See the section on odometry.

Common errors

  • Input data doesn’t adhere to REP-103. Make sure that all values (especially orientation angles) increase and decrease in the correct directions.
  • Incorrect frame_id values. Velocity data should be reported in the frame given by the base_link_frame parameter, or a transform should exist between the frame_id of the velocity data and the base_link_frame.
  • Inflated covariances. The preferred method for ignoring variables in measurements is through the odomN_config parameter.

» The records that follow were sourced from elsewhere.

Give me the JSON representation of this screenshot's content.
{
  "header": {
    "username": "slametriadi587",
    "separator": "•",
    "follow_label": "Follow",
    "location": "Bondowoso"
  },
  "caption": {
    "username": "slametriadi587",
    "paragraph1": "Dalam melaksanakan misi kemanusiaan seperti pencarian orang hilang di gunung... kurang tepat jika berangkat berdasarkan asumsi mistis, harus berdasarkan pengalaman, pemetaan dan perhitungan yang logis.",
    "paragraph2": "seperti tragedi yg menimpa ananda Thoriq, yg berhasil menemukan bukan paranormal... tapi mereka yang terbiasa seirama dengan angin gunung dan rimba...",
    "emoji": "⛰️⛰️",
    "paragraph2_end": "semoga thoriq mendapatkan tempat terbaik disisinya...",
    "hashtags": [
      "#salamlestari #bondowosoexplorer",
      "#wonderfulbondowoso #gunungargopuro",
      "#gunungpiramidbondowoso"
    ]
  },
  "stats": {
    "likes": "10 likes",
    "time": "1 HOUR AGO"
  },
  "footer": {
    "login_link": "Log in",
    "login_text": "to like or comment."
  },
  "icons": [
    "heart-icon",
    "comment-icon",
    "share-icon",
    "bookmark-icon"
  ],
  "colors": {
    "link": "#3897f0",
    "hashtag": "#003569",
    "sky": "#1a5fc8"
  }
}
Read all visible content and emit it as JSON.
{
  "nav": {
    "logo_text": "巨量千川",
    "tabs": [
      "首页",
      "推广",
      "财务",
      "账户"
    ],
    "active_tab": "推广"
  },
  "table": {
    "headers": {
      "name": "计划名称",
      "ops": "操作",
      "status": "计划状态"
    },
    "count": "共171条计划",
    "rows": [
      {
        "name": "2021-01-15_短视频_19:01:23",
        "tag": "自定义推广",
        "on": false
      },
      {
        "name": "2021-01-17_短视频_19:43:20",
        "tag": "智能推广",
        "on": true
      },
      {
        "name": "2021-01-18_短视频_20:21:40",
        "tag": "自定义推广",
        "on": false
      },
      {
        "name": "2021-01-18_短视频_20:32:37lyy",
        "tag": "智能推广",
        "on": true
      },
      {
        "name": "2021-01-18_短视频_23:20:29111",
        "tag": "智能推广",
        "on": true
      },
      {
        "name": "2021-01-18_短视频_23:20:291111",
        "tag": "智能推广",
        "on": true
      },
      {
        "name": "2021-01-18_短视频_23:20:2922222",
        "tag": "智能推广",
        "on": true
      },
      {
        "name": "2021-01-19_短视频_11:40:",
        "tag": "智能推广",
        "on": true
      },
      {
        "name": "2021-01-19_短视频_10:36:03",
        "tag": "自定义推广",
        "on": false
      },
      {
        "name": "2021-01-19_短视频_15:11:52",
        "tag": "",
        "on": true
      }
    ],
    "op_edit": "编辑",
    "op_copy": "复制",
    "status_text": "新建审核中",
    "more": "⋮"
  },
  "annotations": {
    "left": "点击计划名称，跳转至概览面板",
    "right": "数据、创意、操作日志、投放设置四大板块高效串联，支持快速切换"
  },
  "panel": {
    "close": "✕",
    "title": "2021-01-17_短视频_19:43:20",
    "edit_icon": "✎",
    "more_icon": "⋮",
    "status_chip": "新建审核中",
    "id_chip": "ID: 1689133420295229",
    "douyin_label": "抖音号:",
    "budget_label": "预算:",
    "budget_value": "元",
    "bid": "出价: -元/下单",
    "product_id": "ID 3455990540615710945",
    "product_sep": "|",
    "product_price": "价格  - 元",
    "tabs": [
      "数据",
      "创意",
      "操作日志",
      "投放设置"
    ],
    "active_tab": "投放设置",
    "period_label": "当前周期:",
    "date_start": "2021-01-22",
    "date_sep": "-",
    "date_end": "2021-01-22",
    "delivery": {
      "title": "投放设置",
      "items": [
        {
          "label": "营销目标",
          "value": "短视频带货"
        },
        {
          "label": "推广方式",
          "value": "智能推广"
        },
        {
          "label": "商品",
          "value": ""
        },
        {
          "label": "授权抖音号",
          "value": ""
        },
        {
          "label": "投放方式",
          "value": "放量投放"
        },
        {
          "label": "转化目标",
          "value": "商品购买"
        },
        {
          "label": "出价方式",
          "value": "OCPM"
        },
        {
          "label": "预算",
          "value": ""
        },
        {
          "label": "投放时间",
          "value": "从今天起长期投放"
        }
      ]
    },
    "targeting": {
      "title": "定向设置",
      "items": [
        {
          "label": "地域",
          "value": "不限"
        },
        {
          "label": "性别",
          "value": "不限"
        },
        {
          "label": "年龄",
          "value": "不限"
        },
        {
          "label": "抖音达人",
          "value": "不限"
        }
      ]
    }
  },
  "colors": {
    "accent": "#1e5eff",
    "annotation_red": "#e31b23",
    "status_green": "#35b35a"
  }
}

  • Missing covariances. If you have configured a given sensor to fuse a given variable into the state estimation node, then the variance for that value (i.e., the covariance matrix value at position \((i, i)\), where \(i\) is the index of that variable) should not be \(0\). If a \(0\) variance value is encountered for a variable that is being fused, the state estimation nodes will add a small epsilon value (\(1e^{-6}\)) to that value. A better solution is for users to set covariances appropriately.